抑郁症风险检测的多模态传感：集成音频，视频,和文本数据。Multimodal Sensing for Depression Risk Detection: Integrating Audio, Video, and Text Data.-医云文献数字医云科研云海量医学决策数据服务

Abstract：

Depression is a major psychological disorder with a growing impact worldwide. Traditional methods for detecting the risk of depression, predominantly reliant on psychiatric evaluations and self-assessment questionnaires, are often criticized for their inefficiency and lack of objectivity. Advancements in deep learning have paved the way for innovations in depression risk detection methods that fuse multimodal data. This paper introduces a novel framework, the Audio, Video, and Text Fusion-Three Branch Network (AVTF-TBN), designed to amalgamate auditory, visual, and textual cues for a comprehensive analysis of depression risk.

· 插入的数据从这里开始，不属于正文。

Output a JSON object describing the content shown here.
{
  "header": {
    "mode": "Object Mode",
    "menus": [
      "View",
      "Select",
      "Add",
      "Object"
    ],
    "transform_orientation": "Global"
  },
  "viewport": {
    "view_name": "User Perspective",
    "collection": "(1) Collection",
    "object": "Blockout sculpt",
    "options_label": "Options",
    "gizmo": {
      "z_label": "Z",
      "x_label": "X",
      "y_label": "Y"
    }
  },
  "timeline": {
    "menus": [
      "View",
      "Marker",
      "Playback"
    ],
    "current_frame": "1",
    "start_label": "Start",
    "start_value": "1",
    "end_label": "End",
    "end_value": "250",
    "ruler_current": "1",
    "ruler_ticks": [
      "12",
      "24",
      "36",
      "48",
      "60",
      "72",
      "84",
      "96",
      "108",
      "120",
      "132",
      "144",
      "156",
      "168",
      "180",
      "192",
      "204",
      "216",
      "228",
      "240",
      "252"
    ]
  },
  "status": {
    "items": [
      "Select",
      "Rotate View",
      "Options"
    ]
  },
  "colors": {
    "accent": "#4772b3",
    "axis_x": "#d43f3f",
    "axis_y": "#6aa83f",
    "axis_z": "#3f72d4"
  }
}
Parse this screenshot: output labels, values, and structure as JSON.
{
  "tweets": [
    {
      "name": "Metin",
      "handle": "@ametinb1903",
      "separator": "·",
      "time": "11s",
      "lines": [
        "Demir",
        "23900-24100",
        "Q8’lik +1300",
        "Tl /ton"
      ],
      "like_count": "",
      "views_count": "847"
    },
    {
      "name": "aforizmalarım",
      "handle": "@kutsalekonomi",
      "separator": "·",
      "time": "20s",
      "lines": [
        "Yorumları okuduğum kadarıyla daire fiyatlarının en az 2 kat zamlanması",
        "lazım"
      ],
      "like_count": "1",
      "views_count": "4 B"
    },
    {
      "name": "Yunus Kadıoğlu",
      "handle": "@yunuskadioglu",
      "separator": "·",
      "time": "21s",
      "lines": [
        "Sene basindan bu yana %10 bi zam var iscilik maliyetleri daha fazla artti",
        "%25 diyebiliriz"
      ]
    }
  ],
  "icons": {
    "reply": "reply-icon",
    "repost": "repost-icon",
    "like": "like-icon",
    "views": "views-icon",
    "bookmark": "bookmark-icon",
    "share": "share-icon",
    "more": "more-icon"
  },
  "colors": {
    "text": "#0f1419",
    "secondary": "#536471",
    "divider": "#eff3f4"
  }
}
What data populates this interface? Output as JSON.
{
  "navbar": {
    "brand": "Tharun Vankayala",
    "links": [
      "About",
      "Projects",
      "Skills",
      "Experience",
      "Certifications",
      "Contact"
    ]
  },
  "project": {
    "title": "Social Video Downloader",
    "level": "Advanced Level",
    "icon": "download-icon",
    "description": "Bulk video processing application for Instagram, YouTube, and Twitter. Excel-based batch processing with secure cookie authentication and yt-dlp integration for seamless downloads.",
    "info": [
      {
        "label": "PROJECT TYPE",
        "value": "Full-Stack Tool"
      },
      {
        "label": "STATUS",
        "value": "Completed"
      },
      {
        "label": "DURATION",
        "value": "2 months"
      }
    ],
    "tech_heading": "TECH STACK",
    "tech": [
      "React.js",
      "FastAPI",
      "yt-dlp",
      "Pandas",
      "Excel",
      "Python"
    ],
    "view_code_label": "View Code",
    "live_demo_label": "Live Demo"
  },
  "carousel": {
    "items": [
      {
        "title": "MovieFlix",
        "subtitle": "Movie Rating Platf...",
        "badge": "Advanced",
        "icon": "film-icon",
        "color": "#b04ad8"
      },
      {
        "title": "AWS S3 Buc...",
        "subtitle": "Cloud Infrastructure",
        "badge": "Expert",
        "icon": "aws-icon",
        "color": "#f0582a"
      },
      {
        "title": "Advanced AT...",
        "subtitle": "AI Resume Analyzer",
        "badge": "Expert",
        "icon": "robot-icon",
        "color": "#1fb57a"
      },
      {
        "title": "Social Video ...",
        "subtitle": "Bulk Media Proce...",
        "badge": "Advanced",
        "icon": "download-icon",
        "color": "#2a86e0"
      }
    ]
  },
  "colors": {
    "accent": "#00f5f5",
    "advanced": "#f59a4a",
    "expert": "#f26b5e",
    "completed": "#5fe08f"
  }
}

Our approach encompasses three dedicated branches-Audio Branch, Video Branch, and Text Branch-each responsible for extracting salient features from the corresponding modality. These features are subsequently fused through a multimodal fusion (MMF) module, yielding a robust feature vector that feeds into a predictive modeling layer. To further our research, we devised an emotion elicitation paradigm based on two distinct tasks-reading and interviewing-implemented to gather a rich, sensor-based depression risk detection dataset. The sensory equipment, such as cameras, captures subtle facial expressions and vocal characteristics essential for our analysis. The research thoroughly investigates the data generated by varying emotional stimuli and evaluates the contribution of different tasks to emotion evocation. During the experiment, the AVTF-TBN model has the best performance when the data from the two tasks are simultaneously used for detection, where the F1 Score is 0.78, Precision is 0.76, and Recall is 0.81. Our experimental results confirm the validity of the paradigm and demonstrate the efficacy of the AVTF-TBN model in detecting depression risk, showcasing the crucial role of sensor-based data in mental health detection.

摘要：

抑郁症是一种主要的心理障碍，在世界范围内影响越来越大。检测抑郁症风险的传统方法，主要依赖精神病学评估和自我评估问卷，经常因其效率低下和缺乏客观性而受到批评。深度学习的进步为融合多模式数据的抑郁症风险检测方法的创新铺平了道路。本文介绍了一个新颖的框架，音频,视频,和文本融合-三分支网络(AVTF-TBN)，旨在融合听觉，视觉，和文本线索，全面分析抑郁风险。我们的方法包括三个专用分支-音频分支，视频分支,和文本分支-每个负责从相应的模态中提取显著特征。这些特征随后通过多模态融合(MMF)模块融合，产生一个强大的特征向量，该特征向量输入到预测建模层。为了进一步研究，我们设计了一个基于两个不同任务的情感启发范式——阅读和面试——来收集富人，基于传感器的抑郁症风险检测数据集。感官设备，比如摄像头,捕捉微妙的面部表情和声音特征对我们的分析至关重要。该研究彻底调查了不同情绪刺激产生的数据，并评估了不同任务对情绪唤起的贡献。在实验过程中,当来自两个任务的数据同时用于检测时，AVTF-TBN模型具有最佳性能，其中F1得分为0.78，精度为0.76，召回为0.81。我们的实验结果证实了范式的有效性，并证明了AVTF-TBN模型在检测抑郁风险方面的有效性，展示基于传感器的数据在心理健康检测中的关键作用。